Wireless sensor networks are increasingly employed in a range of applications. Condition Monitoring in particular can benefit from the introduction of distributed wireless sensing solutions, operating with a high degree of autonomy. Wireless condition monitoring can extend the toolset available to the lifecycle management of engineering assets, offering ease of installation, flexibility, portability and accessibility.
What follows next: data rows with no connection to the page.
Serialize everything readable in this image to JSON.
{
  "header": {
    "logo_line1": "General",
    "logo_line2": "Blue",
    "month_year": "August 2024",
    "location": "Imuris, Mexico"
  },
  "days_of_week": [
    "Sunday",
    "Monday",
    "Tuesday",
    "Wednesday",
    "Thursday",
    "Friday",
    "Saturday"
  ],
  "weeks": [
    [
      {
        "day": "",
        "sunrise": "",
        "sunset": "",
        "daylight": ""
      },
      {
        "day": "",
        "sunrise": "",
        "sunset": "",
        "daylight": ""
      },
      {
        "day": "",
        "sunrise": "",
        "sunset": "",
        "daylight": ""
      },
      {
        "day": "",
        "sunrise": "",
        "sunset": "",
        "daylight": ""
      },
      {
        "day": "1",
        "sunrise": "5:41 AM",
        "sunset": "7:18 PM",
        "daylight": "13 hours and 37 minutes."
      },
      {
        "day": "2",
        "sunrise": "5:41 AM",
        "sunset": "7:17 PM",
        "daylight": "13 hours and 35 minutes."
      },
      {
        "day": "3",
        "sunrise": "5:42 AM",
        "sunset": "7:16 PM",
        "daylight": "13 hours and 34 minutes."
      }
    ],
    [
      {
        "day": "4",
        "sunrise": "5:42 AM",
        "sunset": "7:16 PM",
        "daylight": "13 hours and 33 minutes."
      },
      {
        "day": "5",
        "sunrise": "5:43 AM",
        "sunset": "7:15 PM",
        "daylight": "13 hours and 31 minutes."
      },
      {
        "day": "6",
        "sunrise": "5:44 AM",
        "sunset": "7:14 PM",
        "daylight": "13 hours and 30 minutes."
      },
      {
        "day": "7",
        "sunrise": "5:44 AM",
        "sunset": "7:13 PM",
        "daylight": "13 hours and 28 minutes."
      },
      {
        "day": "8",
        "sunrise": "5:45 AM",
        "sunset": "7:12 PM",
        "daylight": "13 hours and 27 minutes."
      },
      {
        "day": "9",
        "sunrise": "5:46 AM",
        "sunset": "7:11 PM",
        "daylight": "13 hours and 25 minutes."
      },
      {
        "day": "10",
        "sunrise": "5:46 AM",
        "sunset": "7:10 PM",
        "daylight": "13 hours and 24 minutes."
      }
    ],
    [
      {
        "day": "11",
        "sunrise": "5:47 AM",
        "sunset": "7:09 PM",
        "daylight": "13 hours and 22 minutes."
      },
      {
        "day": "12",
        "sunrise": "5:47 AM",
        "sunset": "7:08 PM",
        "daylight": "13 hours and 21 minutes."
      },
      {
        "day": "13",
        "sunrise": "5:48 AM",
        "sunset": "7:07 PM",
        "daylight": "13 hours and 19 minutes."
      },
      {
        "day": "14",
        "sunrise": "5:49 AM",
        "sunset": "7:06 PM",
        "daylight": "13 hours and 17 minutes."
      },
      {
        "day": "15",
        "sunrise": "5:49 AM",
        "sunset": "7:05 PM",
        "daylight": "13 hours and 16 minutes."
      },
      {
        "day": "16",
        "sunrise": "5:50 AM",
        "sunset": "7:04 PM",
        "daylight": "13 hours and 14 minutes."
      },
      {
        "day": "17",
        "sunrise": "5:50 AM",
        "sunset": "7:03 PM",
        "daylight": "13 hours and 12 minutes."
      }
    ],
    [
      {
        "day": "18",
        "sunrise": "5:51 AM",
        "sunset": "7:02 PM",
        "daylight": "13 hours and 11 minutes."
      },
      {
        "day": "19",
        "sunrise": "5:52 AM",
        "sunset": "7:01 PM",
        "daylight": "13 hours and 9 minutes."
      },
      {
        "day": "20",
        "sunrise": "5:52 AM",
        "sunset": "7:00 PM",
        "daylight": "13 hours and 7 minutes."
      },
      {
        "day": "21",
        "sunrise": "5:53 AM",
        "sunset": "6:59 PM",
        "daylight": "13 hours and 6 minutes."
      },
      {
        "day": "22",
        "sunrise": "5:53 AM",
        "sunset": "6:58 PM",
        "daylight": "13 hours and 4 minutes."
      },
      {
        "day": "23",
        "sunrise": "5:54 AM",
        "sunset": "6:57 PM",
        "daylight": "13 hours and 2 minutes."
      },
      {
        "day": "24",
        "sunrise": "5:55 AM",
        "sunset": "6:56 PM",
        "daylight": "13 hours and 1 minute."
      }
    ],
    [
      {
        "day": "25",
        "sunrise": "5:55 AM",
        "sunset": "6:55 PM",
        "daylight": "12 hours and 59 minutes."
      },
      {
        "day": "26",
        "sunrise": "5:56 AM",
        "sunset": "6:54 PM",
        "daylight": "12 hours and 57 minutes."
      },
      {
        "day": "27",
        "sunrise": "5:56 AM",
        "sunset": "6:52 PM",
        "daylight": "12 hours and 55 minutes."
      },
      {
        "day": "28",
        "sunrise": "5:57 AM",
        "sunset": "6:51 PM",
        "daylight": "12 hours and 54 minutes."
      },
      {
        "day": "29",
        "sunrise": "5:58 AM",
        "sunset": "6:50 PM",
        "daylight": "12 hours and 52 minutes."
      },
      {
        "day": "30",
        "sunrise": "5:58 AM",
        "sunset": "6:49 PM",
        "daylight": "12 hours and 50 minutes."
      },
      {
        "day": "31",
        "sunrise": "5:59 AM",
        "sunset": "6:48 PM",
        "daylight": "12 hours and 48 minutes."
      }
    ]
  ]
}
A significant hurdle for the adoption of wireless condition monitoring solutions in industry is related to the extent that such solutions can operate over long time periods, while providing adequate monitoring. Wireless sensor nodes extend the sensor functionality by providing on-board CPU, memory, power management and communications capabilities. Yet these are inherently limited due to the small form factor of the devices. Even in cases of sensor nodes with power harvesting capabilities, the minimization of the node energy consumption is sought at a premium. Apart from making the hardware design more energy efficient, sensor nodes can operate more efficiently if they achieve to minimize their energy-consuming activities, while meeting condition monitoring performance requirements. Low-level power management should be dealt with at the level of the sensor operating system. At the application end, a sensor node must feature some form of smart behaviour, enabling it to recognize events that deserve further attention. This is of profound importance as engineering assets equipped with embedded novelty detection capabilities would lend themselves for enhanced and sustainable operation. In this paper we study the design requirements for developing Novelty Detection techniques, as middleware components embedded on a single sensor board. Such smart components would enable the detection of events that signal the presence of unusual behaviour in the monitored equipment. On the basis of the identified design requirements, a conceptual architecture for the development of wireless sensor – board level novelty detection is discussed.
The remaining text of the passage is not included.